Because I know anyone who invested their time and emotions into the first two games would be utterly dissatisfied with the way this game ends and would no doubt make them feel the way I do, I can’t recommend this title as it stands to anyone. Just as I can’t recommend Dragon Age 2 to anyone either. As it stands after the quality of Bioware’s recent games, I will be taking future releases with a grain of salt and reserving my purchases until I hear whether the trend at Bioware is continuing.
I would strongly urge the ME writing team to go play Dragon Age Origins. This is an example of making choices matter; both in how the finale plays out (including your support during the final battle), as well as altering both the in game ending (the coronation), and the epilogue text.

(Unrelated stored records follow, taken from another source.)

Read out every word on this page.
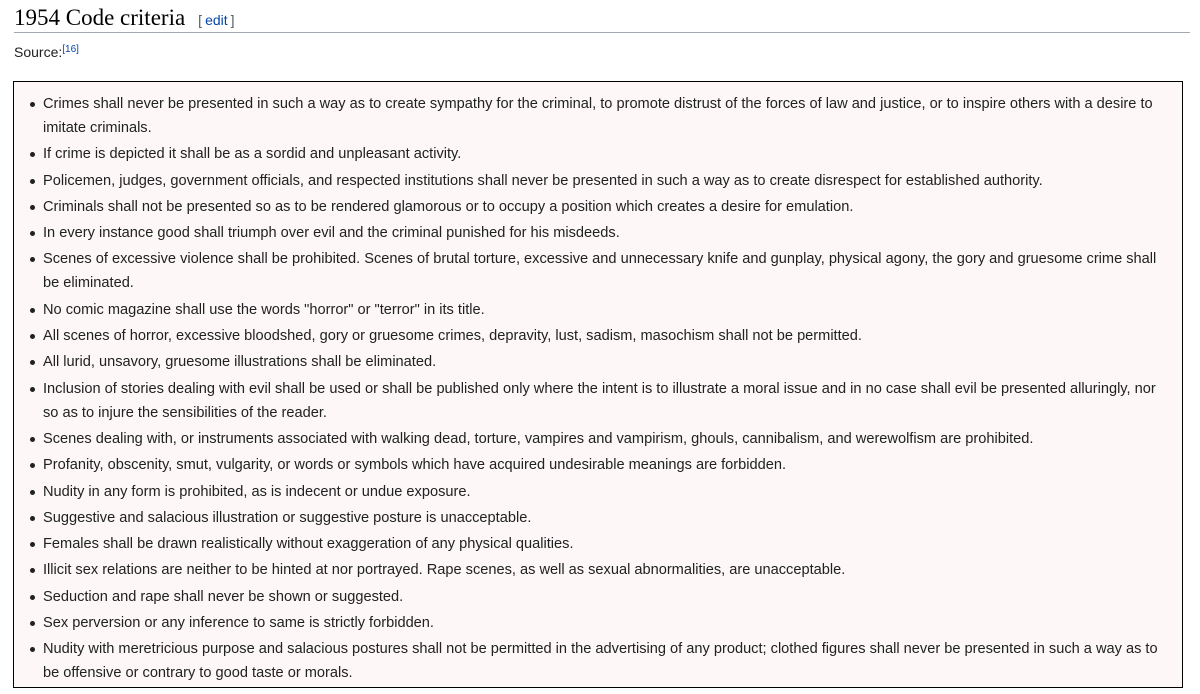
1954 Code criteria [ edit ]
Source:[16]
Crimes shall never be presented in such a way as to create sympathy for the criminal, to promote distrust of the forces of law and justice, or to inspire others with a desire to imitate criminals.
If crime is depicted it shall be as a sordid and unpleasant activity.
Policemen, judges, government officials, and respected institutions shall never be presented in such a way as to create disrespect for established authority.
Criminals shall not be presented so as to be rendered glamorous or to occupy a position which creates a desire for emulation.
In every instance good shall triumph over evil and the criminal punished for his misdeeds.
Scenes of excessive violence shall be prohibited. Scenes of brutal torture, excessive and unnecessary knife and gunplay, physical agony, the gory and gruesome crime shall be eliminated.
No comic magazine shall use the words "horror" or "terror" in its title.
All scenes of horror, excessive bloodshed, gory or gruesome crimes, depravity, lust, sadism, masochism shall not be permitted.
All lurid, unsavory, gruesome illustrations shall be eliminated.
Inclusion of stories dealing with evil shall be used or shall be published only where the intent is to illustrate a moral issue and in no case shall evil be presented alluringly, nor so as to injure the sensibilities of the reader.
Scenes dealing with, or instruments associated with walking dead, torture, vampires and vampirism, ghouls, cannibalism, and werewolfism are prohibited.
Profanity, obscenity, smut, vulgarity, or words or symbols which have acquired undesirable meanings are forbidden.
Nudity in any form is prohibited, as is indecent or undue exposure.
Suggestive and salacious illustration or suggestive posture is unacceptable.
Females shall be drawn realistically without exaggeration of any physical qualities.
Illicit sex relations are neither to be hinted at nor portrayed. Rape scenes, as well as sexual abnormalities, are unacceptable.
Seduction and rape shall never be shown or suggested.
Sex perversion or any inference to same is strictly forbidden.
Nudity with meretricious purpose and salacious postures shall not be permitted in the advertising of any product; clothed figures shall never be presented in such a way as to be offensive or contrary to good taste or morals.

Honestly I always prefer more cinematic story telling in games though over text.
If you have never played the Mass Effect series you could go one of two routes. You could play 1 & 2 while avoiding 3 at all costs and that way you will be left wanting more. Or, your second choice, play 3 only and be prepared for a massive downer of ambiguity in the ending that will not leave you wanting more but simply better.